I've seen the site. Thank you! It is quite interesting though I think my problem is not a depression one. I just wander if a person does not find sex agreable, does it make him a not normal person? Could it be that my evolution as a person is leading to profound changes in my personality that could explain why sex does no longer interests mel? Or is it a disfunction? Should I antecipate the idea that I should leave my husband in order to let him in time meet someone else who does not bring him the same problem?
Thanks for getting back to me.

CBT is not just about depression - it is about evaluating your situation and coming to a completely balanced and realisitic view,from wher you can make good decisions about what you want.

As to normality - ther is a broad spectrum here. Disinterest in sex is very common - in both women and men - and it does not mean you are abnormal. Have a look at the information here:

http://www.mothernature.com/Library/Bookshelf/Books/62/54.cfm

I don't expect that profound changes in your personality are to be expected at all, and
don't see that as an explanation.

Why should you leave your husband when this situation really can be addressed if you are prepared to do so?

Regards,
Norman>
Norman M. and other Mental Health Specialists are ready to help you
Customer: replied 7 years ago.

I am very sorry that I had to interrupt. When I got back to you you weren't available anymore, so I thought I would get an answer eventually and disconnected again until now.

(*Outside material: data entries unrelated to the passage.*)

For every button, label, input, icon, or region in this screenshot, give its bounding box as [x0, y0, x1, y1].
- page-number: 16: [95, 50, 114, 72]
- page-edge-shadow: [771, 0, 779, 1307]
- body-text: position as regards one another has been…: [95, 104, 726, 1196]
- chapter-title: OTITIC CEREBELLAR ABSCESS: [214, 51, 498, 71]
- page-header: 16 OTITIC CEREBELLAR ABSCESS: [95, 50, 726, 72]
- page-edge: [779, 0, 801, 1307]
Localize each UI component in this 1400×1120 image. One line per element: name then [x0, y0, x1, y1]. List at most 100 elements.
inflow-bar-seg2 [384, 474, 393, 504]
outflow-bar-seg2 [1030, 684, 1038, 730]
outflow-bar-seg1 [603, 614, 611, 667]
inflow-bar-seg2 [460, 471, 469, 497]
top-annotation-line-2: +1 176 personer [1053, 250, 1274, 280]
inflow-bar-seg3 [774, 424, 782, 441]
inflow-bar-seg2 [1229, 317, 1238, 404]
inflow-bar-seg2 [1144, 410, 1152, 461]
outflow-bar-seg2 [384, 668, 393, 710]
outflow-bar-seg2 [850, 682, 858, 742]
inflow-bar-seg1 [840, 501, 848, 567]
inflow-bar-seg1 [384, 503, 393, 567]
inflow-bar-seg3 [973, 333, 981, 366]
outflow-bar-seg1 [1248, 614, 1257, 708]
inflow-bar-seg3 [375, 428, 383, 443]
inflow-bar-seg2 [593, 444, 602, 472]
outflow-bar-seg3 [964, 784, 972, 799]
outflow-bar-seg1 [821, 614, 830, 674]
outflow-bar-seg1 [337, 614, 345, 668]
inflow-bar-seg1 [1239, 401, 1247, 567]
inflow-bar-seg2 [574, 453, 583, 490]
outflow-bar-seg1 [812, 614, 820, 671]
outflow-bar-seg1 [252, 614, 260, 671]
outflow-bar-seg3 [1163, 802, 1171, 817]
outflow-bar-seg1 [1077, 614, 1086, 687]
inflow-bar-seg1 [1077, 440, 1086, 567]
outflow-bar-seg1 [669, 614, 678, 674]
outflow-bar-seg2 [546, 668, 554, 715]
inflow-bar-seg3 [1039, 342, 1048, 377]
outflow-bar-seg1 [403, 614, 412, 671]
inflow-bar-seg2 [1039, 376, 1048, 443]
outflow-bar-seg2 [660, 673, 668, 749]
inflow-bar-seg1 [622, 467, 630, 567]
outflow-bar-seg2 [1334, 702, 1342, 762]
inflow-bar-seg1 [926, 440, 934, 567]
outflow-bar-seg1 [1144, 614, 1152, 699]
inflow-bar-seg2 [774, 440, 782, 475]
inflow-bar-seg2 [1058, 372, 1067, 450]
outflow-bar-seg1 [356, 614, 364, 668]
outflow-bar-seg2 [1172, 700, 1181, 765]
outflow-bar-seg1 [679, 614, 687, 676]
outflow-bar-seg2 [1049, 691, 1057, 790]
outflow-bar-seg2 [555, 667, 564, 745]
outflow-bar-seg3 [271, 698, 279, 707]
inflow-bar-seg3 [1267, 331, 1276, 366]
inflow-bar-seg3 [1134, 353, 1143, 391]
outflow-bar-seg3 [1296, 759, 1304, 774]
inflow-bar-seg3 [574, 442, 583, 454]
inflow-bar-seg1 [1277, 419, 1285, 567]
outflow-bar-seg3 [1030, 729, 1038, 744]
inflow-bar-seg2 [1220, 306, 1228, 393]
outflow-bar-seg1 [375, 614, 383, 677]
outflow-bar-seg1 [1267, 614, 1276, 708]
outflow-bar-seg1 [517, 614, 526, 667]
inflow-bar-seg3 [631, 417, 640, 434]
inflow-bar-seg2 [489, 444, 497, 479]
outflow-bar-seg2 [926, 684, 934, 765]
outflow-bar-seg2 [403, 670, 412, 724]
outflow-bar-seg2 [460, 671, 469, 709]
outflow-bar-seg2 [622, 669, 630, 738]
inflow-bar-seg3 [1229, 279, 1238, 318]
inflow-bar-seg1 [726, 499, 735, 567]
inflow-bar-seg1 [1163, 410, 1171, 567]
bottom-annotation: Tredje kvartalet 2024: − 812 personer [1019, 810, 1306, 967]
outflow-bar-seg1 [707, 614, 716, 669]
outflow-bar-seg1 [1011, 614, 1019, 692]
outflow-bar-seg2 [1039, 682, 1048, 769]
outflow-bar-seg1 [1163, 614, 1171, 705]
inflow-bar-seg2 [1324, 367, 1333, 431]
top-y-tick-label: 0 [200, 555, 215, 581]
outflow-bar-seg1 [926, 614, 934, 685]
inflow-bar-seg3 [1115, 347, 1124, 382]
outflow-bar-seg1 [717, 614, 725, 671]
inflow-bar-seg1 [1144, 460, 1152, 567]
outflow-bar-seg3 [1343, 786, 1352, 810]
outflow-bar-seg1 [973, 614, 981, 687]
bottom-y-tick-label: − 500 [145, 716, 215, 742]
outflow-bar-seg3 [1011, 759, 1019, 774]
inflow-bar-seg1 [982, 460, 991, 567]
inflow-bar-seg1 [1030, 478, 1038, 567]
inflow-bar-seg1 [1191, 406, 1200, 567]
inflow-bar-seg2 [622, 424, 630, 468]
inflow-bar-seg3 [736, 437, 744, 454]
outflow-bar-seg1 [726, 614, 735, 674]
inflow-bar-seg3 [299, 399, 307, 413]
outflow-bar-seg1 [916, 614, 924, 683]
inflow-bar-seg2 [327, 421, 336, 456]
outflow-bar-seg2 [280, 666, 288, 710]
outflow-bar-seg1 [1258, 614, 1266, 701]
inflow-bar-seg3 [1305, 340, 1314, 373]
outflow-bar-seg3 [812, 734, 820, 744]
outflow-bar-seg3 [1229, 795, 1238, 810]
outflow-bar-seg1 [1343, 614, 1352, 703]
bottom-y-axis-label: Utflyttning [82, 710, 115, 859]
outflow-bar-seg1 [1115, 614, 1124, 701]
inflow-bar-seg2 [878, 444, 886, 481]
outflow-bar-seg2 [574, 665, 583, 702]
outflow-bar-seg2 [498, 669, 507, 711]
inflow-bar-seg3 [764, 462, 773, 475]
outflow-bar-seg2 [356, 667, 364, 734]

I am very happy with this experience. You've made me think differently and I had the chance to tell my husband about this which came to be very productive. We are aware that it will not be easy but I am not as frightened as I were, feeling that I was abnormal... The country where I live is still very conservative and it is not easy to get the chance of meeting a open mind which is the best way of leaving the fears behind our backs.

I may come to you sometime. Thank you!!!